= The Ritual of Embalming Papyrus =

Papyrus on mummification practices in Ancient Egypt

The Ritual of Embalming Papyrus or Papyrus of the Embalming Ritual is one of only two extant papyri which detail anything at all about the practices of mummification used within the burial practices of Ancient Egyptian culture.

One version of the papyri is held in the Egyptian Museum, Cairo (Pap. Boulaq No.3) and the other is in the Louvre (No. 5158).

==The papyri==
The papyrus in Cairo was discovered in 1857, within a tomb in Thebes. It represents the last ten pages of a work of which all other pages are lost; of these, eight were in a good condition.

The Louvre papyrus gives the same information as is found on the last two pages of the Cairo document.

Both are copies made in hieratic script, with Demotic notation, during the Roman period, and were copied from a single earlier text.

The papyri probably date to the 1st century AD and contain specifically information on eleven acts of anointing of the body, the wrapping and placing of internal organs, which had been treated, inside canopic jars, and the act of performing the bandaging of the embalmed corpse to create a mummy.

==The ritual==
The act of mummification described was to be done while prayers and incantations were performed ritualistically.
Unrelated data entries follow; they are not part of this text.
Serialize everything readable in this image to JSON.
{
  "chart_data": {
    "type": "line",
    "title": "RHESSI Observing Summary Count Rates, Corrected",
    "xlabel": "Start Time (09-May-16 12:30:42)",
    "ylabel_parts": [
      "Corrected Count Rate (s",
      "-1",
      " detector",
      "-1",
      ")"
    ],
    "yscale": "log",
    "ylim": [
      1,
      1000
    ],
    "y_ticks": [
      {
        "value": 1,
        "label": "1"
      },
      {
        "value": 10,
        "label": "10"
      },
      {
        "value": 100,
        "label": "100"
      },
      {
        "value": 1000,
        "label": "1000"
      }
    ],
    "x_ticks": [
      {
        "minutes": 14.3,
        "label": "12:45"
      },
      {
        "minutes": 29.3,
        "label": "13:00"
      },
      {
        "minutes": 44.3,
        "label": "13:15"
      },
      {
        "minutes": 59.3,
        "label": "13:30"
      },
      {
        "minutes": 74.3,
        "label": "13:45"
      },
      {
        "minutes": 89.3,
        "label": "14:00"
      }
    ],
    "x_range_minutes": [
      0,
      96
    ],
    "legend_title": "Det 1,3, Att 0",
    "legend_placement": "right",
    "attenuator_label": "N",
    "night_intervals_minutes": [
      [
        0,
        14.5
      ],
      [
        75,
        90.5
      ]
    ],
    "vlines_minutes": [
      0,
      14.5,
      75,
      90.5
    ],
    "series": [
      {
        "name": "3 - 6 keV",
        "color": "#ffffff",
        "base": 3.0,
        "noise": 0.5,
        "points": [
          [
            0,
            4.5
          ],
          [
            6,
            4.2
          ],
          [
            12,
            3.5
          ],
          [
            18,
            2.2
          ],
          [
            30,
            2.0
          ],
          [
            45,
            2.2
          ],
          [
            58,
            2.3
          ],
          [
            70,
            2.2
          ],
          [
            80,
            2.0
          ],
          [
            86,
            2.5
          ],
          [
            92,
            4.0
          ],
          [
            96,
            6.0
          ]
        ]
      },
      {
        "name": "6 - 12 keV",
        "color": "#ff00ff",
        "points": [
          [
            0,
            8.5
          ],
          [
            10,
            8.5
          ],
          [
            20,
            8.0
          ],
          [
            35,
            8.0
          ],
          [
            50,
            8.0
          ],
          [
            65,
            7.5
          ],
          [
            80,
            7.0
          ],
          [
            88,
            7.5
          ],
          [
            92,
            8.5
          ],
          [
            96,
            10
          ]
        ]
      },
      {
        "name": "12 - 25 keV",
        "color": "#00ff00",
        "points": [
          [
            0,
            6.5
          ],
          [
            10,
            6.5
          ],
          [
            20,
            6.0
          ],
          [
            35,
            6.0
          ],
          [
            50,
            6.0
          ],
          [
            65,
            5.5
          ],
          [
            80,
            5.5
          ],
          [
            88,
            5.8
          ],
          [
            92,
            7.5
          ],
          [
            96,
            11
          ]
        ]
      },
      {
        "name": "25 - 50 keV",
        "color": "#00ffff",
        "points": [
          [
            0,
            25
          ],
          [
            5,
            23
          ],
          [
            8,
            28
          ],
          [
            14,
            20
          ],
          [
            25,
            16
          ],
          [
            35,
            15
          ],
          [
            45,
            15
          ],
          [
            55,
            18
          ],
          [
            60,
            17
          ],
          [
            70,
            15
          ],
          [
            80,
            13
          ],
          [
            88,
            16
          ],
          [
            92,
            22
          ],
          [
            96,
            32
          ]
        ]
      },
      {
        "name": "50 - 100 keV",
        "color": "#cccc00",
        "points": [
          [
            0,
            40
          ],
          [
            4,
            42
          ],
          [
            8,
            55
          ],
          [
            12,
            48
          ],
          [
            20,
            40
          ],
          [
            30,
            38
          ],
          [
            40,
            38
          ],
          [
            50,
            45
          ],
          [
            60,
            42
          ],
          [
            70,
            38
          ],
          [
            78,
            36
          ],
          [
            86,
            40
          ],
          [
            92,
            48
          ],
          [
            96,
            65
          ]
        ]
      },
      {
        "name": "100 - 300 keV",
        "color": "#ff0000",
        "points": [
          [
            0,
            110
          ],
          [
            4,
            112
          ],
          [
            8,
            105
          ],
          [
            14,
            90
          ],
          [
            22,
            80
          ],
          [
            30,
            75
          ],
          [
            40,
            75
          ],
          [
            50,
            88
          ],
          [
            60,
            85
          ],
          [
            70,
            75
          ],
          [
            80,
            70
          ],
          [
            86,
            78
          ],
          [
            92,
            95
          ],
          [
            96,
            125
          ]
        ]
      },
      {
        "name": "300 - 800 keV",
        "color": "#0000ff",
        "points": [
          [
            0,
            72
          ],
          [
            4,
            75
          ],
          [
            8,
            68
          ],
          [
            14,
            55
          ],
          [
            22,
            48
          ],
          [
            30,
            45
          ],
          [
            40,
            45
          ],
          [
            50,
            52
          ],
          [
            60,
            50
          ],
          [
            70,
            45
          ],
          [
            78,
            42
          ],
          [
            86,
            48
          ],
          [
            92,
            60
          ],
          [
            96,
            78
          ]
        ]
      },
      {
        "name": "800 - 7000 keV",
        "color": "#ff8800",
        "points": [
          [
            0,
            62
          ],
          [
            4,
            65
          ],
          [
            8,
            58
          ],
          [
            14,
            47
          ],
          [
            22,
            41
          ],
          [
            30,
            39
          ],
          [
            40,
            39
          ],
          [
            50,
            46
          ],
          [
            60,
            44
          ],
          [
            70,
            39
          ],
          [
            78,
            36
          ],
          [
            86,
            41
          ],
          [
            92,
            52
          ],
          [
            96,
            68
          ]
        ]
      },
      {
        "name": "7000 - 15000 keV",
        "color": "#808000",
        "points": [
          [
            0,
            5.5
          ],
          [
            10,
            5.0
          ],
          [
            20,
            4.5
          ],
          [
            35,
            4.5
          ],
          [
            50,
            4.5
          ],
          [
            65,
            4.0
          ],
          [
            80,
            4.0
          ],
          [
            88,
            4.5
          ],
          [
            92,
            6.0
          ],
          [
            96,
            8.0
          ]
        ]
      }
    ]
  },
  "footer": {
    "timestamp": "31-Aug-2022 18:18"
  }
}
Persons necessarily present and participating within a performance of the ritual were a master of secrets or stolist (both refer to the same person), a lector, and a divine chancellor or seal-bearer (hetemu-netjer). Of the persons present, the individual who was the hery-sheshta fulfilled the most important and superior position, the hetemu-netjer was next in importance, then the wetiu, who were to wrap the embalmed corpse in material.

The text proceeds in the direction of the embalming the head, toward the feet.

The head was to be wrapped firstly in linen, of this first linen, the embalmer was to obtain the linen from Sais, with a second layer added afterwards.